The temporary stay orders authorities to stop deporting dozens of refugees and other travelers who had been detained at US airports since Trump signed his measure Friday afternoon. British Prime Minister Theresa May indicated she does "not agree" with the restrictions, and will intervene if they affect UK nationals.

French President Francois Hollande warned of the "economic and political consequences" of the American leader's protectionist stance. Trump's sweeping executive order suspends the arrival of refugees for at least 120 days and bars visas for travelers from seven Muslim majority countries for the next three months. The move sparked large protests at major airports across the country. At New York's John F. Kennedy International Airport, some of the 2,000 demonstrators chanted "Let them in, let them in!"

Trump's friendly stance toward Putin, whom France and Germany accuse of seeking to undermine Western unity, is being scrutinized since he won the US election in November.

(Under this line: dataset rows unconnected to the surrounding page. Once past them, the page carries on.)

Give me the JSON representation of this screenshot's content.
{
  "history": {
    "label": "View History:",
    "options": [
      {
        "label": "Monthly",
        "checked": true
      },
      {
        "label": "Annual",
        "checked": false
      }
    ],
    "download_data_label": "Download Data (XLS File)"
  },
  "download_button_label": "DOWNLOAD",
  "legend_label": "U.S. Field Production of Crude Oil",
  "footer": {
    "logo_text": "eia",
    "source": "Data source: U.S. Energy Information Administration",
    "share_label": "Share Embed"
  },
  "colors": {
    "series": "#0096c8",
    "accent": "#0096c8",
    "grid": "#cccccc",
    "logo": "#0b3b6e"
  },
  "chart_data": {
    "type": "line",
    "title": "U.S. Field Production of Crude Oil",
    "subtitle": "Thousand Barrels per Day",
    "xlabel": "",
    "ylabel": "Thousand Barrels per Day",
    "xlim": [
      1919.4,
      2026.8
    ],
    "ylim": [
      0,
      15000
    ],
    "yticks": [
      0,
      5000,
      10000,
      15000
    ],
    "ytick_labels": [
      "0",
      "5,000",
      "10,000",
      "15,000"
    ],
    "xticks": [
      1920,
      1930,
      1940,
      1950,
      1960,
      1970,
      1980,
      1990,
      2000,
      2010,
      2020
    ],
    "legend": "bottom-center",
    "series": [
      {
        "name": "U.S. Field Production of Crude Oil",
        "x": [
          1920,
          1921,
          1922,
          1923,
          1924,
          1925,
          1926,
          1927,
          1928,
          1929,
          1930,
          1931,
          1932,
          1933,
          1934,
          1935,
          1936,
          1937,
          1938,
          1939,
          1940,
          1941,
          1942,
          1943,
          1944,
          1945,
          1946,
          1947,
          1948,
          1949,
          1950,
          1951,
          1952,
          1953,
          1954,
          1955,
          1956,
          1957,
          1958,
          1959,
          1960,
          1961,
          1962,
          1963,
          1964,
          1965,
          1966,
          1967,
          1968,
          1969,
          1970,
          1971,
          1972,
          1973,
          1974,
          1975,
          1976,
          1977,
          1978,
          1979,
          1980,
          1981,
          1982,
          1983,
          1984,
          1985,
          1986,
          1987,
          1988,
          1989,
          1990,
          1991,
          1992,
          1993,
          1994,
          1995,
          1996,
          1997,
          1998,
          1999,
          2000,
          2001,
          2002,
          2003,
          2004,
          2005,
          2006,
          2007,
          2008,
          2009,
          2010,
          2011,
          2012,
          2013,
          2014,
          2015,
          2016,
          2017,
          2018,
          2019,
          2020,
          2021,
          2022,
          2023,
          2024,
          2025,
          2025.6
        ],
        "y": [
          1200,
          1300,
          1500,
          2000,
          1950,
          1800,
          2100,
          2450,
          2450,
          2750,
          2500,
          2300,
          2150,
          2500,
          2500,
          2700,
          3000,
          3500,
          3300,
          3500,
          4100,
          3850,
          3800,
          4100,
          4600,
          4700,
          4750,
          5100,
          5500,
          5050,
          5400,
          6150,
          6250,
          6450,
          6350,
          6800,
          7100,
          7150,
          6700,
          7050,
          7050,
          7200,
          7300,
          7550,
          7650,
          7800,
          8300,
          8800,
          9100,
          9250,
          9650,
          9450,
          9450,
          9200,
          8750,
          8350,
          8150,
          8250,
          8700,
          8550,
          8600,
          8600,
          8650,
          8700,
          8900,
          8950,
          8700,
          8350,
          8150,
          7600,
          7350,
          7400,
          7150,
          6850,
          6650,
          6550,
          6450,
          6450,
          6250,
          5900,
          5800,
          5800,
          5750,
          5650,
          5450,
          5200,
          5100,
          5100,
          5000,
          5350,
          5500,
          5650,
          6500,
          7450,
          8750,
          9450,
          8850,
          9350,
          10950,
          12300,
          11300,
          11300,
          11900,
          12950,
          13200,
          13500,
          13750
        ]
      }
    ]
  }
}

The White House hailed the call with Putin as a "significant start" to better US-Russia ties, while the Kremlin said the pair agreed to develop relations "as equals" and to establish "real coordination" against the Islamic State group.

Trump took office last week with US-Russia relations at new Cold War-level lows amid accusations by American intelligence agencies that the Kremlin hacked Democratic Party emails as part of a pro-Trump campaign to influence November's election. The president -- who has raised the prospect of easing sanctions imposed against Russia after its annexation of Ukraine's Crimean Peninsula in 2014 -- has cast doubt on whether Russia meddled in the election.

In a flurry of calls that began early in the morning and rounded out an already frantically paced week, Trump spoke with Japanese Prime Minister Shinzo Abe, German Chancellor Angela Merkel, Putin, Hollande and Australian Prime Minister Malcolm Turnbull. The conversations gave the US president an early opportunity to explain new policies that have baffled and unnerved much of the rest of the world -- particularly his order to temporarily halt all refugee arrivals and those of travelers from Iran, Iraq, Libya, Somalia, Sudan, Syria and Yemen.

European leaders are also concerned about Trump's virulent criticism of Nato -- he has dubbed the transatlantic military alliance "obsolete" -- at a time when it stands as the main defense against Putin. But in his call with Merkel, Trump agreed on Nato's "fundamental importance," the White House said. The United States provides significant funding to Nato, and Trump has urged other member nations to step up their contributions.